To our surprise, using causal AI on the same data revealed that the distance to facilities did not drive mothers’ decisions to use a hospital. Instead the direct causal drivers were primarily access to transportation, having a predetermined delivery plan, and the expecting mother being convinced that a healthcare facility would provide a safer delivery of her baby than her home.
How could we be confident in these surprising results? When we generated a Causal Datasheet on synthetic datasets with similar characteristics, we saw that it performed well; it was able to consistently capture most of the correct cause and effect relationships between variables.

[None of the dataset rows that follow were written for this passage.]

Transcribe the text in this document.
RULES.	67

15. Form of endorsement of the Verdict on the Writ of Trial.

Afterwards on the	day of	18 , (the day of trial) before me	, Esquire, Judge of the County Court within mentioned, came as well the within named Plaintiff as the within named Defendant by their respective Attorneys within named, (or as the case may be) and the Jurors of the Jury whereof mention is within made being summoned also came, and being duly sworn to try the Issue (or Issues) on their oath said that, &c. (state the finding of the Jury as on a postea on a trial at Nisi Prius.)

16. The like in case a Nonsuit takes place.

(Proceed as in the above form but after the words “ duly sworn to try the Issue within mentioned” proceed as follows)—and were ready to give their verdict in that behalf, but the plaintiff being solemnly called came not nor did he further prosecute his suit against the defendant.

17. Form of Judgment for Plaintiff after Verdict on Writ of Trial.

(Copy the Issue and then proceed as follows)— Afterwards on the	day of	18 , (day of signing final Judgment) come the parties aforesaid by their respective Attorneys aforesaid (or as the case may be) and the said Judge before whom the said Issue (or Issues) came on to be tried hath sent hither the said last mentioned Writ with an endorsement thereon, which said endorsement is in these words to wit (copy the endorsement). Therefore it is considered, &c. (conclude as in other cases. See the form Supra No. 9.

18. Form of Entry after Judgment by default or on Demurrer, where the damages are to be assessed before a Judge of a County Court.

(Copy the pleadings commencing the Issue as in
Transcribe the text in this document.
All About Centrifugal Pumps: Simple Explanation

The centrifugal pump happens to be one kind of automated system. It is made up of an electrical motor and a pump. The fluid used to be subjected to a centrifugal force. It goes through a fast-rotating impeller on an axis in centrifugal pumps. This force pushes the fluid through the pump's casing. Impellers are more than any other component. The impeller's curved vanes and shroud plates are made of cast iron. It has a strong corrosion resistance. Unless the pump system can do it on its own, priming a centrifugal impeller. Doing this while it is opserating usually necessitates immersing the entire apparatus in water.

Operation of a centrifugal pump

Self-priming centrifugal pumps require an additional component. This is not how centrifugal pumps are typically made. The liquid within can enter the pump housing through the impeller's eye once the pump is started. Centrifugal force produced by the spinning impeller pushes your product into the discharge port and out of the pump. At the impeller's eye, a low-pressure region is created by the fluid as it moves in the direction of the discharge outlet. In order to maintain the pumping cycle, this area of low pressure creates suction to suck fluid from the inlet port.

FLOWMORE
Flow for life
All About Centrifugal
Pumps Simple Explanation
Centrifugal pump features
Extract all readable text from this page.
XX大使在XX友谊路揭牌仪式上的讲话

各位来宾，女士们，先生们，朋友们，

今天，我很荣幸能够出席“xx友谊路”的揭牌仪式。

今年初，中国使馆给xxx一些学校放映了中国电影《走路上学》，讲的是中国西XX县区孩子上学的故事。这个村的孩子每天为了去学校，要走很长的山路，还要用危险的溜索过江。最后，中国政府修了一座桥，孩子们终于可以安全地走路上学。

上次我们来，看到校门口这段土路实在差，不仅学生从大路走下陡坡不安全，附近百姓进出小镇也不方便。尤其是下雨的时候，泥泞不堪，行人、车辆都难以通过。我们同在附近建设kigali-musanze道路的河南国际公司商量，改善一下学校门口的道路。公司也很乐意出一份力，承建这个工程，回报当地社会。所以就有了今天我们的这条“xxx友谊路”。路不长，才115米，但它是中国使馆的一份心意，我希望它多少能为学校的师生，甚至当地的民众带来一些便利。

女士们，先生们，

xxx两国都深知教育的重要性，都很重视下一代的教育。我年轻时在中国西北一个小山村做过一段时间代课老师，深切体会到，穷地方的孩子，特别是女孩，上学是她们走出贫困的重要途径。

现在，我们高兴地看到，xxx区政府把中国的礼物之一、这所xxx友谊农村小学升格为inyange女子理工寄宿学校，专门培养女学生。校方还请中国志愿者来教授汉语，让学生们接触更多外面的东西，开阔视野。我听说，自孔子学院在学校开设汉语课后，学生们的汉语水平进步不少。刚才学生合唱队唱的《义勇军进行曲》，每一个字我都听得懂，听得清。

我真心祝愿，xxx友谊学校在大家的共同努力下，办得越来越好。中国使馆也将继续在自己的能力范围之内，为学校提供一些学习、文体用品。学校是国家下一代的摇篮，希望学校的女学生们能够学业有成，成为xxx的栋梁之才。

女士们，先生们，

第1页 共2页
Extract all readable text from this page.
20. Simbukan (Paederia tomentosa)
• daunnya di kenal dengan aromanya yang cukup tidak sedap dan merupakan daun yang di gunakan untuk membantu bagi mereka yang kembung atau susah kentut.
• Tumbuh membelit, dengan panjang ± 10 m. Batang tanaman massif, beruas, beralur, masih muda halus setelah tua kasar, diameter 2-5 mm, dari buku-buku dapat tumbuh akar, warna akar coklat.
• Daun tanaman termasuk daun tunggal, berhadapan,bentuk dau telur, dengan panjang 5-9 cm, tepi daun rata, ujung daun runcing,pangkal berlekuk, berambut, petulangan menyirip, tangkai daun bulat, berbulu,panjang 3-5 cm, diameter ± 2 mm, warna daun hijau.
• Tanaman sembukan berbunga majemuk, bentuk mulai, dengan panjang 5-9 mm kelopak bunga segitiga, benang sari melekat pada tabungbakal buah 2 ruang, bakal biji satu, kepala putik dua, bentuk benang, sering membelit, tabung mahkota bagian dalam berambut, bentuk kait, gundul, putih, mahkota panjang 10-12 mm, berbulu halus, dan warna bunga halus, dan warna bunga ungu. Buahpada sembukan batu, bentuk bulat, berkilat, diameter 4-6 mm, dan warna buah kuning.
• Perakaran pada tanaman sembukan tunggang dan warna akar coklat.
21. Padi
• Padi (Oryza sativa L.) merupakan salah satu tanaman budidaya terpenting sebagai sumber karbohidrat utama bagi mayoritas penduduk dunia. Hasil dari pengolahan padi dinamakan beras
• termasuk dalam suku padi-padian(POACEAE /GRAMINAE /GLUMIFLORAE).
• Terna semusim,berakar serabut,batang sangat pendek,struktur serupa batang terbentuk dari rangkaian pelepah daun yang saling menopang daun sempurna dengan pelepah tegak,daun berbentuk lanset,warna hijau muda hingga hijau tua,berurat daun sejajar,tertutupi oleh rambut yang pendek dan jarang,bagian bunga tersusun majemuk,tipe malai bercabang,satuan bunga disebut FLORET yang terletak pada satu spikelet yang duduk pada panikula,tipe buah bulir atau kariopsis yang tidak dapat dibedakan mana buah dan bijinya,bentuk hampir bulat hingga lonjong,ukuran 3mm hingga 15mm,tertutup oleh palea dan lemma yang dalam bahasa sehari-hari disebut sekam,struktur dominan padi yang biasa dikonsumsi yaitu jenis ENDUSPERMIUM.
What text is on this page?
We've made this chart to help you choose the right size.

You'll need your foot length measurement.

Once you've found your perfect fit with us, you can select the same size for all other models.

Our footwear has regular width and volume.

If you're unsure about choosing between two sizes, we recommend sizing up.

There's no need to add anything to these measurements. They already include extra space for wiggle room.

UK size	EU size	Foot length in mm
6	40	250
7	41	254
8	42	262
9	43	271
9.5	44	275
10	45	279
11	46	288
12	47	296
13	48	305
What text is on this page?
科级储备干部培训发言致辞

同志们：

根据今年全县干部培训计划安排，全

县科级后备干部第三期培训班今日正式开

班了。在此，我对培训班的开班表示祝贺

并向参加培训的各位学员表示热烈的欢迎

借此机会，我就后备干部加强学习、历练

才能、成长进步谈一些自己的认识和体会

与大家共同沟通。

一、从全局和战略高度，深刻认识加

These results had important policy and financial implications:
- The government would be better off investing in strengthening the ambulance system to existing facilities, rather than building new facilities closer to villages;
- Community health workers typically advertised only the financial rewards of hospital deliveries. Now it was clear that they should also focus on hospital safety and help women develop delivery plans during the antenatal period.
Had the Uttar Pradesh government relied on predictive models based on correlations, it would have missed an opportunity to save precious resources and implement a potentially more effective intervention. To learn more about this work, please see our case study: Getting More Women to Deliver Their Babies in Hospitals.
These two examples illustrate the value a Causal Datasheet can provide for both machine learning scientists and practitioners. Causal Datasheets can aid in the planning of studies that have the analytical goal of causal discovery and inference, and in analysis of studies after existing data have been collected. This approach is particularly important when data characteristics are sub-optimal for data-driven learning, which is, unfortunately, often the case in low and middle-income countries.
We hope that Causal AI continues to gain attention, as it has immense potential for designing effective interventions that improve health outcomes.
For detailed information on the materials and methods of Surgo Ventures’ Causal Datasheet, dataset characteristics, structure learning algorithms, and related metrics, please see our paper published in Frontiers in Artificial Intelligence: Causal Datasheet for Datasets: An Evaluation Guide for Real-World Data Analysis and Data Collection Design Using Bayesian Networks.